Croyez le ou non, mais entre la musique électronique et l'Iran, c'est une histoire d'amour qui dure depuis très longtemps. D'après le texte d'Alireza Farhang que j'ai devant les yeux, les premières tentatives remonteraient aux alentours de 1965 et la première oeuvre d'envergure internationale, signée Alireza Mashayekhi (qu'on trouve compilé chez Sub Rosa), date de 1966. On a d'ailleurs pu entendre la chose en Occident dès 1970, dans le coffret Electronic Panorama de la mythique collection de Philips Prospective 21ème siècle, soit un an avant la création à Shiraz du monstrueux Persepolis de Xenakis, considéré comme le passage de flambeau fondateur de l'école électronique locale.
L'explication de cet essort étonnant serait dû à trois raisons majeures: des élans de plus en plus prononcés vers l'Occident sous l'impulsion du Shah et vers l'avant-garde sous l'impulsion de sa dernière femme Farah Diba; une prédisposition naturelle à confondre musique et mathématiques au pays natal de l'algèbre; et un vrai Département de musique moderne intégré aux Beaux-Arts de Téhéran dès 1965.
Né en 1947, Dariush Dolat-Shahi a découvert la musique électronique en Hollande au tout début des années 70 alors qu'il étudiait la composition à Amsterdam, avant d'être envoyé à Columbia par l'état iranien dans la perspective très précise de développer un département de musique électronique au sein de la radio-télevision nationale.
Réalisé quelques années, une révolution islamique et un exil aux Etats-Unis plus tard, Electronic Music, Tar and Sehtar est en rupture totale avec la musique électroacoustique hardcore de Mashayekhi et des profs de Dolat-Shahi au Columbia-Princeton Computer Music Center comme Vladimir Ussachevsky. Devenu une sommité universitaire sur la musique iranienne (notamment le radif) sur le sol américain, l'Iranien a logiquement évolué vers des propositions hybrides, intégrant autant les séquences de synthé modulaire Buchla que le târ (luth) et le setâr (luth à trois cordes et à manche long).

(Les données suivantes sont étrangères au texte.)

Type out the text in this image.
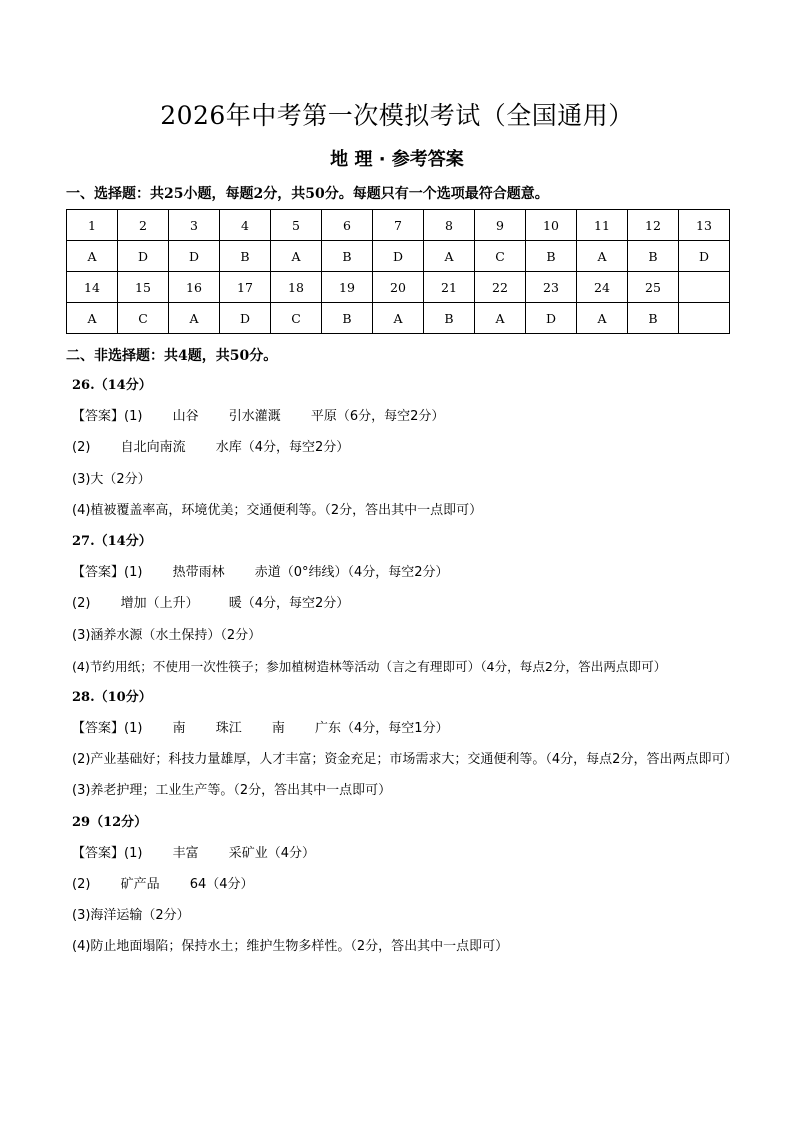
2026年中考第一次模拟考试（全国通用）
地 理 · 参考答案
一、选择题：共25小题，每题2分，共50分。每题只有一个选项最符合题意。
1	2	3	4	5	6	7	8	9	10	11	12	13
A	D	D	B	A	B	D	A	C	B	A	B	D
14	15	16	17	18	19	20	21	22	23	24	25	
A	C	A	D	C	B	A	B	A	D	A	B	
二、非选择题：共4题，共50分。
26.（14分）
【答案】(1) 山谷 引水灌溉 平原（6分，每空2分）
(2) 自北向南流 水库（4分，每空2分）
(3)大（2分）
(4)植被覆盖率高，环境优美；交通便利等。（2分，答出其中一点即可）
27.（14分）
【答案】(1) 热带雨林 赤道（0°纬线）（4分，每空2分）
(2) 增加（上升） 暖（4分，每空2分）
(3)涵养水源（水土保持）（2分）
(4)节约用纸；不使用一次性筷子；参加植树造林等活动（言之有理即可）（4分，每点2分，答出两点即可）
28.（10分）
【答案】(1) 南 珠江 南 广东（4分，每空1分）
(2)产业基础好；科技力量雄厚，人才丰富；资金充足；市场需求大；交通便利等。（4分，每点2分，答出两点即可）
(3)养老护理；工业生产等。（2分，答出其中一点即可）
29（12分）
【答案】(1) 丰富 采矿业（4分）
(2) 矿产品 64（4分）
(3)海洋运输（2分）
(4)防止地面塌陷；保持水土；维护生物多样性。（2分，答出其中一点即可）
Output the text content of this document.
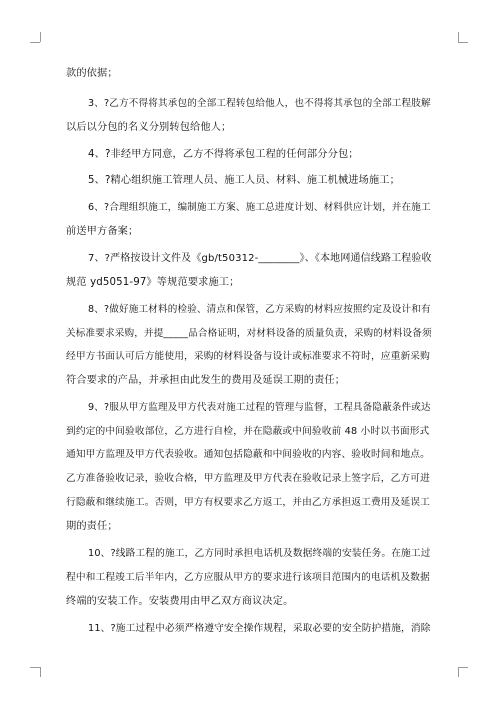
款的依据；
3、?乙方不得将其承包的全部工程转包给他人，也不得将其承包的全部工程肢解
以后以分包的名义分别转包给他人；
4、?非经甲方同意，乙方不得将承包工程的任何部分分包；
5、?精心组织施工管理人员、施工人员、材料、施工机械进场施工；
6、?合理组织施工，编制施工方案、施工总进度计划、材料供应计划，并在施工
前送甲方备案；
7、?严格按设计文件及《gb/t50312-________》、《本地网通信线路工程验收
规范 yd5051-97》等规范要求施工；
8、?做好施工材料的检验、清点和保管，乙方采购的材料应按照约定及设计和有
关标准要求采购，并提_____品合格证明，对材料设备的质量负责，采购的材料设备须
经甲方书面认可后方能使用，采购的材料设备与设计或标准要求不符时，应重新采购
符合要求的产品，并承担由此发生的费用及延误工期的责任；
9、?服从甲方监理及甲方代表对施工过程的管理与监督，工程具备隐蔽条件或达
到约定的中间验收部位，乙方进行自检，并在隐蔽或中间验收前 48 小时以书面形式
通知甲方监理及甲方代表验收。通知包括隐蔽和中间验收的内容、验收时间和地点。
乙方准备验收记录，验收合格，甲方监理及甲方代表在验收记录上签字后，乙方可进
行隐蔽和继续施工。否则，甲方有权要求乙方返工，并由乙方承担返工费用及延误工
期的责任；
10、?线路工程的施工，乙方同时承担电话机及数据终端的安装任务。在施工过
程中和工程竣工后半年内，乙方应服从甲方的要求进行该项目范围内的电话机及数据
终端的安装工作。安装费用由甲乙双方商议决定。
11、?施工过程中必须严格遵守安全操作规程，采取必要的安全防护措施，消除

Inscrit au fameux catalogue Folkways, son oeuvre est pile-poil au croisement de la sucrette orientaliste, de l'expérience electroacoustique minimale et de la connerie new-age, avec piaillements d'oiseaux et tapis de pluie. Conséquemment, c'est assez fastoche à écouter et parfois, souvent, assez fulgurant de beauté. La raison pour laquelle on vous en cause, c'est que les gens de Demdike Stare et Andy Votel le rééditent en LP sur Pre-Cert Home Entertainment. Comme il est encore dispo sur Ubu en intégralité (tout comme Otashgah, bonheur acousmatique plus ardu), on s'est dit qu'on pouvait bien vous le faire écouter.
Pour ceux dont on aurait piqué la curiosité, on vous conseille aussi de faire un tour sur ce site dingo auquel on ne comprend presque rien, mais qui comprend plusieurs reproductions d'artefacts incroyables, dont cette édition en farsi de L'existentialisme est un humanisme de Jean-Paul Sartre.